Zydeco bands were showcased during the Crossing Borders and Cultivating Culture: Exploring the Movement of Creole Zydeco Music. - The Dallas Examiner screenshot/Friends of the Texas Historical Commission video.

(The Dallas Examiner) – Many have heard about the Creole culture of Louisiana, but few may be familiar with a musical genre called zydeco, which evolved from Creole roots in the early 1900s.

The Friends of the Texas Historical Commission hosted a virtual discussion about the evolution of Creole and zydeco culture in Texas and Louisiana, with its development manager Kristy Peloquin on Aug. 31. Texas Folklife’s executive director Dr. Elisha Oliver and Creole zydeco coordinator Shannon Woods helped facilitate the conversation. According to Oliver, Texas Folklife is a nonprofit organization that is “committed to preserving and presenting the diverse cultures, traditional customs and lifeways, and heritage of all communities across the Lonestar state.”

The main speaker was Sean Ardoin, a four-time Grammy Award nominated Creole zydeco music artist. He has performed at Carnegie Hall, on BET’s Comic View and on TV show Queen Sugar.

“Sean represents the roots and the progressive future of Louisiana’s Creole zydeco sound like no other artist,” said Peloquin while introducing him.

Ardoin began by pointing out that zydeco music originated in the area from Interstate 10 to the southern edge of the U.S. – from Lafayette, Louisiana, down to the Gulf of Mexico. It was originally played using only a 3-row/button accordion. Washboards were later added to the music, then the electric guitar. It is said to be similar to blues music, but played with an accordion and sang in Creole French. Beaumont, Louisiana, was a largely popular city for zydeco.

The cultural influence eventually spread into Texas due to Louisianians finding job opportunities across the state border, mainly within the oil industry. Houston became largely saturated with Creole zydeco culture.

Next in the discussion was somewhat of a timeline of the evolution of zydeco. The Ardoin family has a strong legacy in creole Zydeco music. His grandfather played Creole music, or what he called “French music,” beginning in the 1940s. His grandfather raised his father and uncles under a strong musical influence, as well. Sean’s father and uncles went on to form a band called The Ardoin Brothers in the 1960s. During this time, the group was one of very few zydeco bands in existence.

By the 1980s, Ardoin and his brother had taken over the band. Then by the 1990s, a zydeco musician by the name of Beau Jacques had become widely popular within Creole culture and beyond.

“From that point on, every time you’d see a Black man with an accordion, it became zydeco music,” Ardoin said.

Further into the presentation, he described a performance aspect which is widely used within the zydeco community.

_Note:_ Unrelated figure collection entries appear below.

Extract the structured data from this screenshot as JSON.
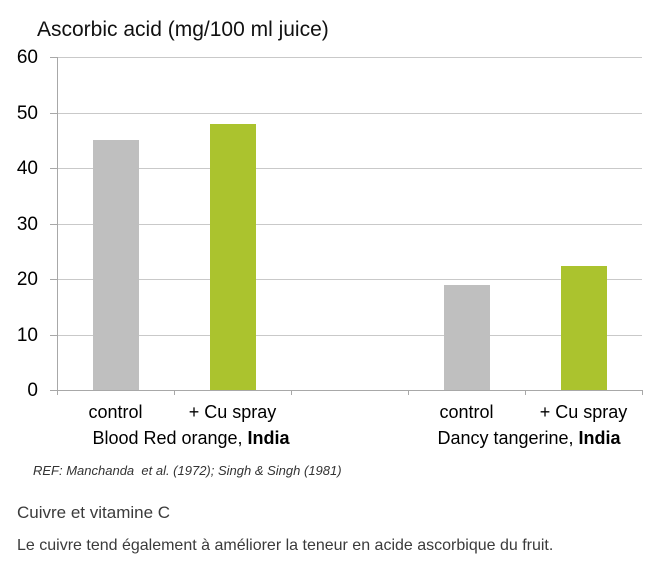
{
  "chart_data": {
    "type": "bar",
    "title": "Ascorbic acid (mg/100 ml juice)",
    "xlabel": "",
    "ylabel": "",
    "ylim": [
      0,
      60
    ],
    "yticks": [
      0,
      10,
      20,
      30,
      40,
      50,
      60
    ],
    "grid": true,
    "legend": false,
    "bar_colors": {
      "control": "#bfbfbf",
      "cu_spray": "#abc32e"
    },
    "groups": [
      {
        "name": "Blood Red orange, India",
        "label_regular": "Blood Red orange, ",
        "label_bold": "India",
        "bars": [
          {
            "category": "control",
            "value": 45,
            "color_key": "control"
          },
          {
            "category": "+ Cu spray",
            "value": 48,
            "color_key": "cu_spray"
          }
        ]
      },
      {
        "name": "Dancy tangerine, India",
        "label_regular": "Dancy tangerine, ",
        "label_bold": "India",
        "bars": [
          {
            "category": "control",
            "value": 19,
            "color_key": "control"
          },
          {
            "category": "+ Cu spray",
            "value": 22.4,
            "color_key": "cu_spray"
          }
        ]
      }
    ],
    "reference": "REF: Manchanda  et al. (1972); Singh & Singh (1981)"
  },
  "footer": {
    "heading": "Cuivre et vitamine C",
    "body": "Le cuivre tend également à améliorer la teneur en acide ascorbique du fruit."
  }
}
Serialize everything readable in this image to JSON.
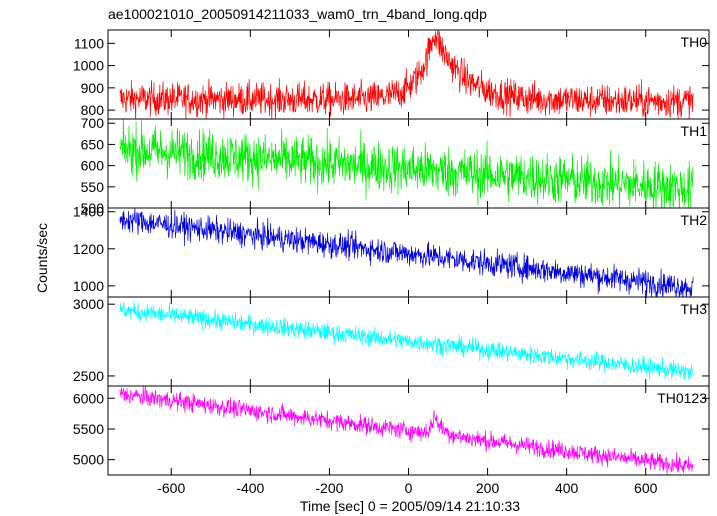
{
  "chart_data": {
    "type": "line",
    "title": "ae100021010_20050914211033_wam0_trn_4band_long.qdp",
    "xlabel": "Time [sec] 0 = 2005/09/14 21:10:33",
    "ylabel": "Counts/sec",
    "xlim": [
      -760,
      760
    ],
    "x_ticks": [
      -600,
      -400,
      -200,
      0,
      200,
      400,
      600
    ],
    "x_range": [
      -730,
      720
    ],
    "n_points": 1450,
    "grid": false,
    "panels": [
      {
        "name": "TH0",
        "color": "#ff0000",
        "ylim": [
          760,
          1160
        ],
        "y_ticks": [
          800,
          900,
          1000,
          1100
        ],
        "trend": [
          [
            -730,
            850
          ],
          [
            720,
            840
          ]
        ],
        "noise": 38,
        "features": [
          {
            "kind": "flare",
            "peak_x": 65,
            "peak_y": 1150,
            "baseline": 845,
            "rise": 40,
            "decay": 70
          }
        ]
      },
      {
        "name": "TH1",
        "color": "#00ee00",
        "ylim": [
          500,
          710
        ],
        "y_ticks": [
          500,
          550,
          600,
          650,
          700
        ],
        "trend": [
          [
            -730,
            640
          ],
          [
            720,
            545
          ]
        ],
        "noise": 30,
        "features": []
      },
      {
        "name": "TH2",
        "color": "#0000dd",
        "ylim": [
          940,
          1420
        ],
        "y_ticks": [
          1000,
          1200,
          1400
        ],
        "trend": [
          [
            -730,
            1360
          ],
          [
            720,
            990
          ]
        ],
        "noise": 35,
        "features": []
      },
      {
        "name": "TH3",
        "color": "#00ffff",
        "ylim": [
          2430,
          3050
        ],
        "y_ticks": [
          2500,
          3000
        ],
        "trend": [
          [
            -730,
            2960
          ],
          [
            720,
            2525
          ]
        ],
        "noise": 32,
        "features": []
      },
      {
        "name": "TH0123",
        "color": "#ff00ff",
        "ylim": [
          4750,
          6200
        ],
        "y_ticks": [
          5000,
          5500,
          6000
        ],
        "trend": [
          [
            -730,
            6070
          ],
          [
            720,
            4880
          ]
        ],
        "noise": 75,
        "features": [
          {
            "kind": "flare",
            "peak_x": 65,
            "peak_y": 5750,
            "baseline": 5440,
            "rise": 8,
            "decay": 20
          }
        ]
      }
    ]
  }
}
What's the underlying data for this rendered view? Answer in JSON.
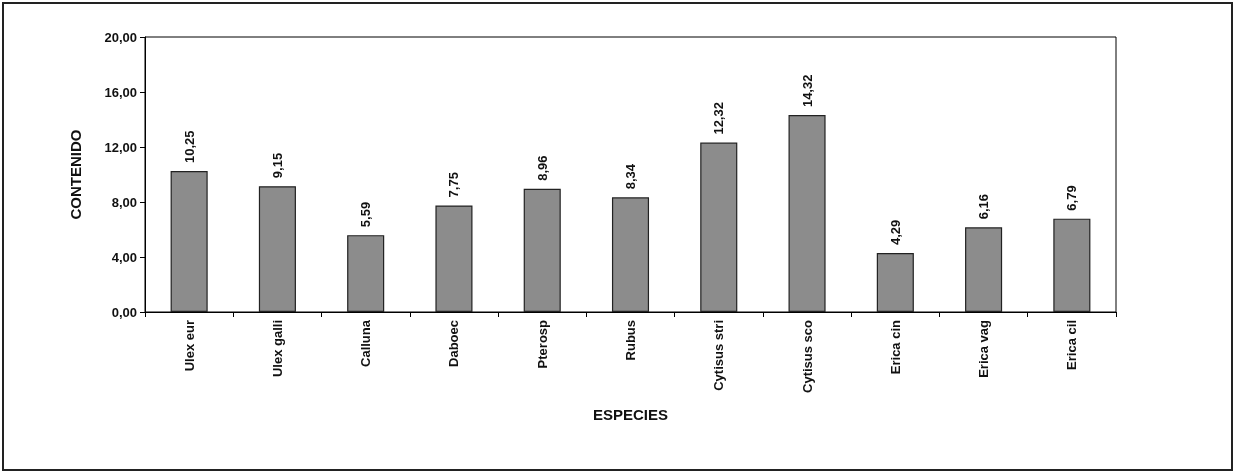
{
  "chart_data": {
    "type": "bar",
    "xlabel": "ESPECIES",
    "ylabel": "CONTENIDO",
    "categories": [
      "Ulex eur",
      "Ulex galli",
      "Calluna",
      "Daboec",
      "Pterosp",
      "Rubus",
      "Cytisus stri",
      "Cytisus sco",
      "Erica cin",
      "Erica vag",
      "Erica cil"
    ],
    "values": [
      10.25,
      9.15,
      5.59,
      7.75,
      8.96,
      8.34,
      12.32,
      14.32,
      4.29,
      6.16,
      6.79
    ],
    "value_labels": [
      "10,25",
      "9,15",
      "5,59",
      "7,75",
      "8,96",
      "8,34",
      "12,32",
      "14,32",
      "4,29",
      "6,16",
      "6,79"
    ],
    "color": "#8c8c8c",
    "ylim": [
      0,
      20
    ],
    "yticks": [
      {
        "value": 0,
        "label": "0,00"
      },
      {
        "value": 4,
        "label": "4,00"
      },
      {
        "value": 8,
        "label": "8,00"
      },
      {
        "value": 12,
        "label": "12,00"
      },
      {
        "value": 16,
        "label": "16,00"
      },
      {
        "value": 20,
        "label": "20,00"
      }
    ],
    "grid": false
  }
}
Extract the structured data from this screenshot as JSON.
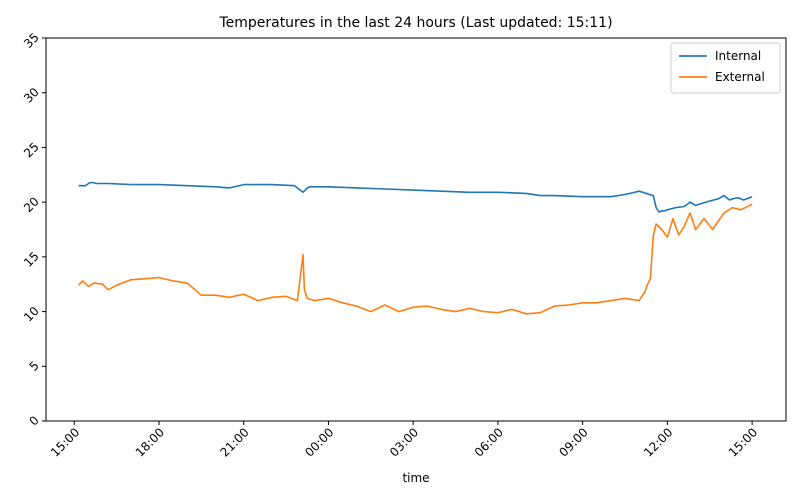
{
  "chart_data": {
    "type": "line",
    "title": "Temperatures in the last 24 hours (Last updated: 15:11)",
    "xlabel": "time",
    "ylabel": "",
    "x_ticks": [
      "15:00",
      "18:00",
      "21:00",
      "00:00",
      "03:00",
      "06:00",
      "09:00",
      "12:00",
      "15:00"
    ],
    "x_tick_hours": [
      0,
      3,
      6,
      9,
      12,
      15,
      18,
      21,
      24
    ],
    "y_ticks": [
      0,
      5,
      10,
      15,
      20,
      25,
      30,
      35
    ],
    "ylim": [
      0,
      35
    ],
    "xlim_hours": [
      -1.0,
      25.2
    ],
    "legend_position": "top-right",
    "series": [
      {
        "name": "Internal",
        "color": "#1f77b4",
        "hours": [
          0.15,
          0.4,
          0.5,
          0.6,
          0.8,
          1.2,
          2.0,
          3.0,
          4.0,
          5.0,
          5.5,
          6.0,
          6.5,
          7.0,
          7.8,
          8.1,
          8.25,
          8.35,
          8.5,
          9.0,
          10.0,
          11.0,
          12.0,
          13.0,
          14.0,
          15.0,
          16.0,
          16.5,
          17.0,
          18.0,
          19.0,
          19.5,
          20.0,
          20.5,
          20.6,
          20.7,
          20.8,
          20.9,
          21.0,
          21.3,
          21.6,
          21.8,
          22.0,
          22.5,
          22.8,
          23.0,
          23.2,
          23.3,
          23.5,
          23.7,
          24.0
        ],
        "values": [
          21.5,
          21.5,
          21.7,
          21.8,
          21.7,
          21.7,
          21.6,
          21.6,
          21.5,
          21.4,
          21.3,
          21.6,
          21.6,
          21.6,
          21.5,
          20.9,
          21.3,
          21.4,
          21.4,
          21.4,
          21.3,
          21.2,
          21.1,
          21.0,
          20.9,
          20.9,
          20.8,
          20.6,
          20.6,
          20.5,
          20.5,
          20.7,
          21.0,
          20.6,
          19.5,
          19.1,
          19.2,
          19.2,
          19.3,
          19.5,
          19.6,
          20.0,
          19.7,
          20.1,
          20.3,
          20.6,
          20.2,
          20.3,
          20.4,
          20.2,
          20.5
        ]
      },
      {
        "name": "External",
        "color": "#ff7f0e",
        "hours": [
          0.15,
          0.3,
          0.5,
          0.7,
          1.0,
          1.2,
          1.5,
          2.0,
          2.5,
          3.0,
          3.5,
          4.0,
          4.5,
          5.0,
          5.5,
          6.0,
          6.5,
          7.0,
          7.5,
          7.9,
          8.1,
          8.15,
          8.25,
          8.5,
          9.0,
          9.5,
          10.0,
          10.5,
          11.0,
          11.5,
          12.0,
          12.5,
          13.0,
          13.5,
          14.0,
          14.5,
          15.0,
          15.5,
          16.0,
          16.5,
          17.0,
          17.5,
          18.0,
          18.5,
          19.0,
          19.5,
          20.0,
          20.2,
          20.3,
          20.4,
          20.5,
          20.6,
          20.8,
          21.0,
          21.2,
          21.4,
          21.6,
          21.8,
          22.0,
          22.3,
          22.6,
          23.0,
          23.3,
          23.6,
          24.0
        ],
        "values": [
          12.4,
          12.8,
          12.3,
          12.6,
          12.5,
          12.0,
          12.4,
          12.9,
          13.0,
          13.1,
          12.8,
          12.6,
          11.5,
          11.5,
          11.3,
          11.6,
          11.0,
          11.3,
          11.4,
          11.0,
          15.2,
          12.0,
          11.2,
          11.0,
          11.2,
          10.8,
          10.5,
          10.0,
          10.6,
          10.0,
          10.4,
          10.5,
          10.2,
          10.0,
          10.3,
          10.0,
          9.9,
          10.2,
          9.8,
          9.9,
          10.5,
          10.6,
          10.8,
          10.8,
          11.0,
          11.2,
          11.0,
          11.8,
          12.5,
          13.0,
          17.0,
          18.0,
          17.5,
          16.8,
          18.5,
          17.0,
          17.8,
          19.0,
          17.5,
          18.5,
          17.5,
          19.0,
          19.5,
          19.3,
          19.8
        ]
      }
    ]
  }
}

“When you talk during a performance, the more people hear your voice and the more people are geared toward you,” Ardoin said.

Zydeco artists oftentimes will talk to the audience along with performing a song to win the crowd over and be more likeable.

Zydeco has undergone a transformation from traditional to contemporary. Today, there are few remaining traditional artists. Ardoin has created a new genre called “Creole rock and soul” in order to be able to expand his musical creativity beyond traditional Zydeco music. This new genre also bridges the gap between traditional and contemporary zydeco. His influence for Creole rock and soul was reggae, hip-hop, R&B, pop and funk music.

Toward the end of the presentation, Sean showed viewers a portion of the music video for one of his recent hits Sun Don’t Shine, which is considered contemporary zydeco. The video is currently streaming on YouTube.